Pastors and preachers get a lot of hate mail. At least that’s my impression. It’s not uncommon for “brothers and sisters in Christ” to take issue with something said in a sermon and then rip the poor preacher a new one in a vitriolic missive, which may or may not be anonymous. It’s an occupational hazard, I’m sorry to say. However, I too have wanted to address things that were said, but haven’t felt like I had the proper relationship with the person to go to them. On one hand, the pastor/preacher has said something publicly which I feel needs to be addressed. On the other hand, I don’t want to attack anyone. So, I’ve decided to post my e-mail on this blog. Why? First, because whenever we say things in public, then we should expect to have them addressed publicly. Second, what I want to say doesn’t get treated like hate mail and filtered into the Spam folder right away. So, here’s my letter to a pastor I heard recently teaching about baptism.
At the risk of coming across as a Critic rather than a fellow Christian, I feel the need to address a contradiction I heard in your sermon recently on baptism. I’m pretty sure that most folks didn’t catch it and I expect you didn’t catch it either.
You wanted to make the point that baptism doesn’t save the believer in Jesus.
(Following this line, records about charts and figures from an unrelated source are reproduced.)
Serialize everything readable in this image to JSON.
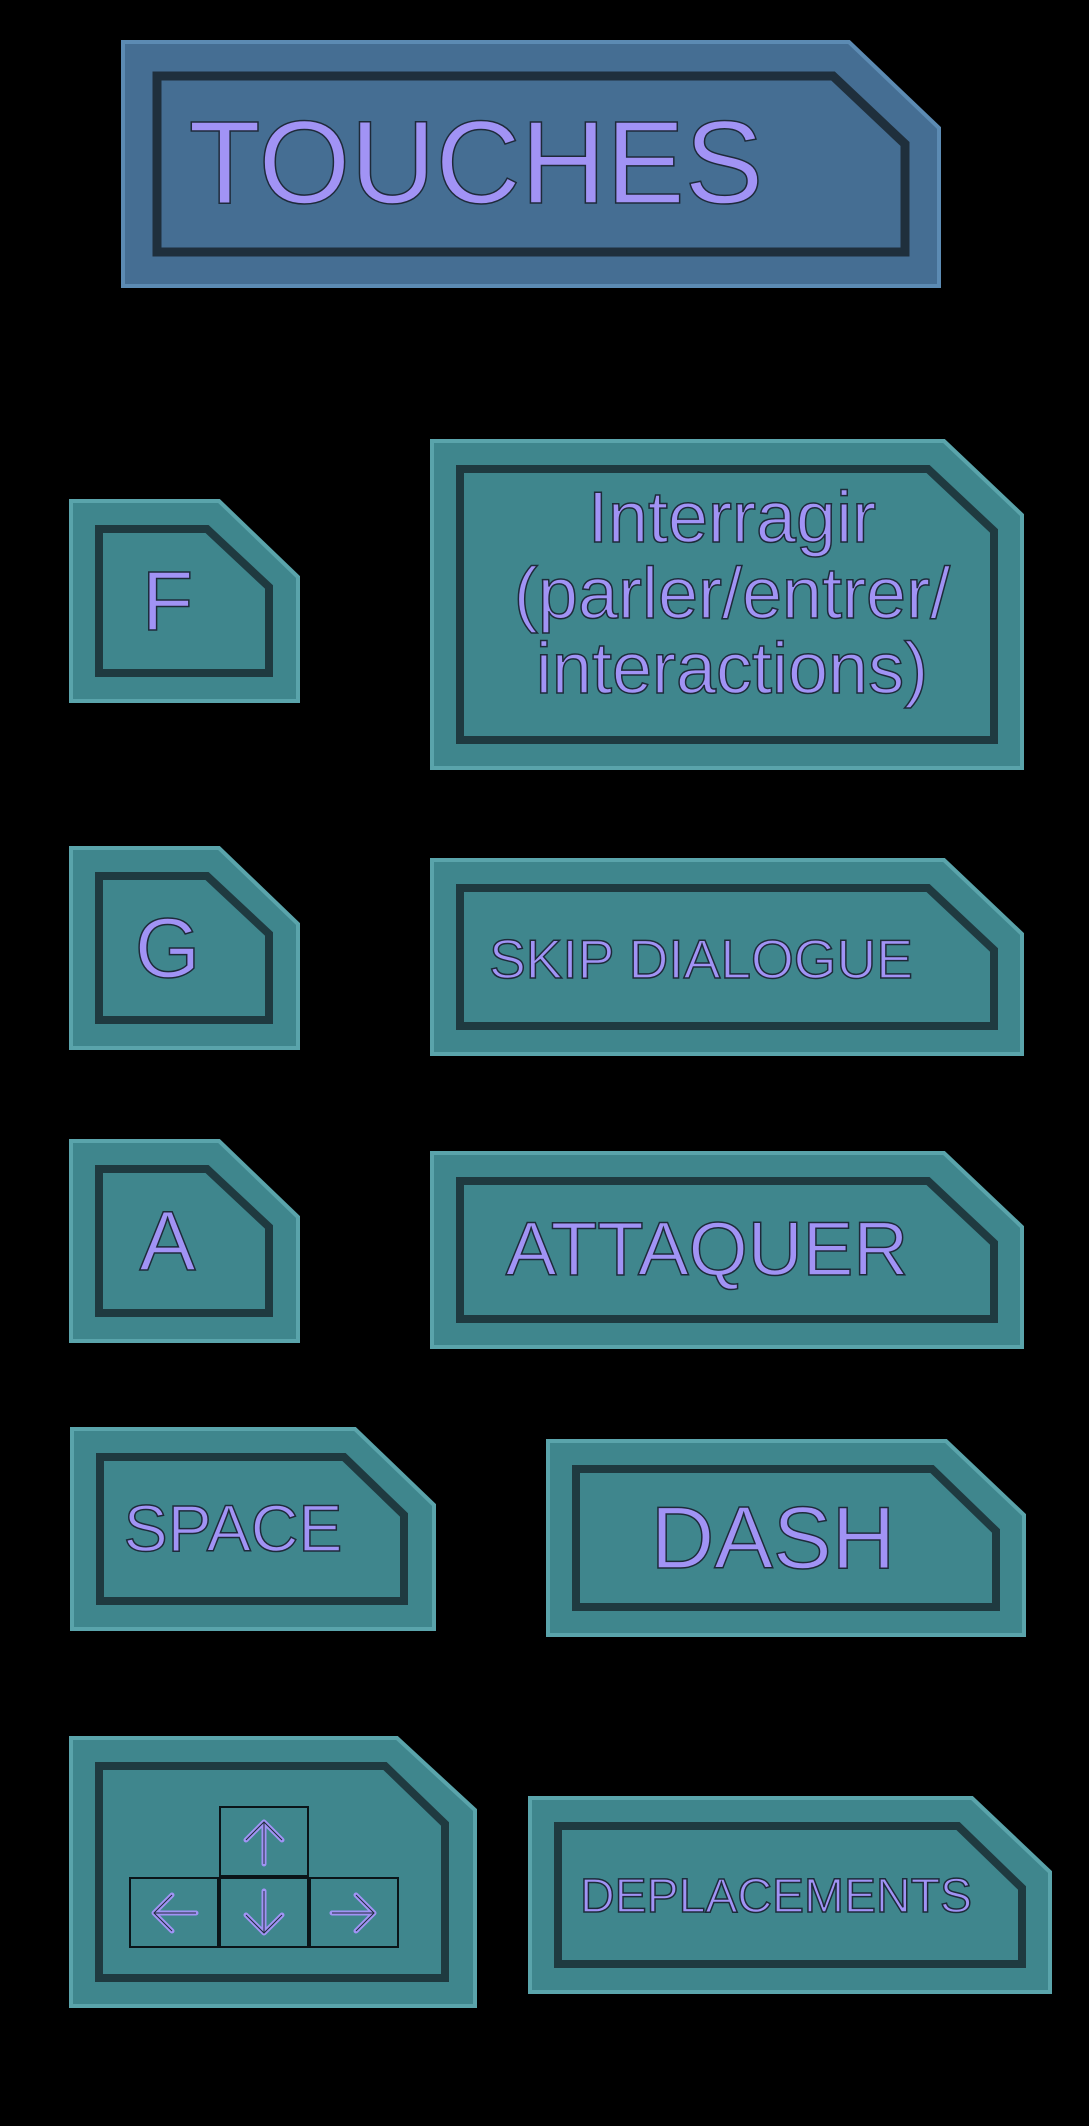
{
  "colors": {
    "background": "#000000",
    "title_panel": "#456e93",
    "title_panel_border": "#5c8bb3",
    "key_panel": "#3f868d",
    "key_panel_border": "#5aa4ab",
    "inner_frame": "#1f3a40",
    "label_text": "#a193f5"
  },
  "title": "TOUCHES",
  "bindings": [
    {
      "key": "F",
      "action": "Interragir\n(parler/entrer/\ninteractions)"
    },
    {
      "key": "G",
      "action": "SKIP DIALOGUE"
    },
    {
      "key": "A",
      "action": "ATTAQUER"
    },
    {
      "key": "SPACE",
      "action": "DASH"
    },
    {
      "key_icon": "arrow-keys-icon",
      "action": "DEPLACEMENTS"
    }
  ]
}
You stated that “baptism is a work”. Later in your sermon, you said that believers must “submit to baptism”. I believe that the second comment reveals a contradiction in your understanding of baptism. I will explain why.
First, I think we agree that a “work” is something that some one does. The idea that you wanted to communicate is that the believer can’t be saved by anything the believer does. Nothing the believer does can result in God choosing to save the believer. However, I suggest to you that baptism is not something that the believer does. As you said, the believer “submits to baptism”. The work is done to her. S/He does not do it. Someone else does it to her. So in your sermon, you directly stated that “baptism is a work” yet you implied that it isn’t. Why is this important and not just quibbling about words?
The Evangelical way of reasoning about the role of baptism in salvation goes like this:
- We are saved by grace through faith, not by works.
- Baptism is a work.
- Therefore, baptism does not save us.
This reasoning doesn’t hold up once you realize that baptism is not a work; at least, not a work that a believer does.I believe that this confusion about baptism being a work makes it difficult to understand that part in Peter which states that “baptism now saves you”. How can he say such a thing when Paul says that we are not saved by works? Paul doesn’t trump Peter does he? Peter doesn’t supersede Paul does he? Of course not. We both know that these two apostles are not contradicting each other. So how can we make sense of this? I think we have to start by letting go of the idea that baptism is a work. Then, we can think again more clearly about the role of baptism in the salvation of sinners. Perhaps we can also think more clearly about the relationship between “work” and salvation as well. After all, what sense does James make if we are “saved by faith apart from works”? What sense does Jesus make when he welcomes people into the”joy of your Master” based upon the good works they did for the hungry, naked and imprisoned? It’s all Scripture, so it’s all got to be true together at the same time.
I hope that you’ll give this some thought and see how baptism is not a work and that perhaps it has a different sort of role in salvation than the one that you spoke about recently.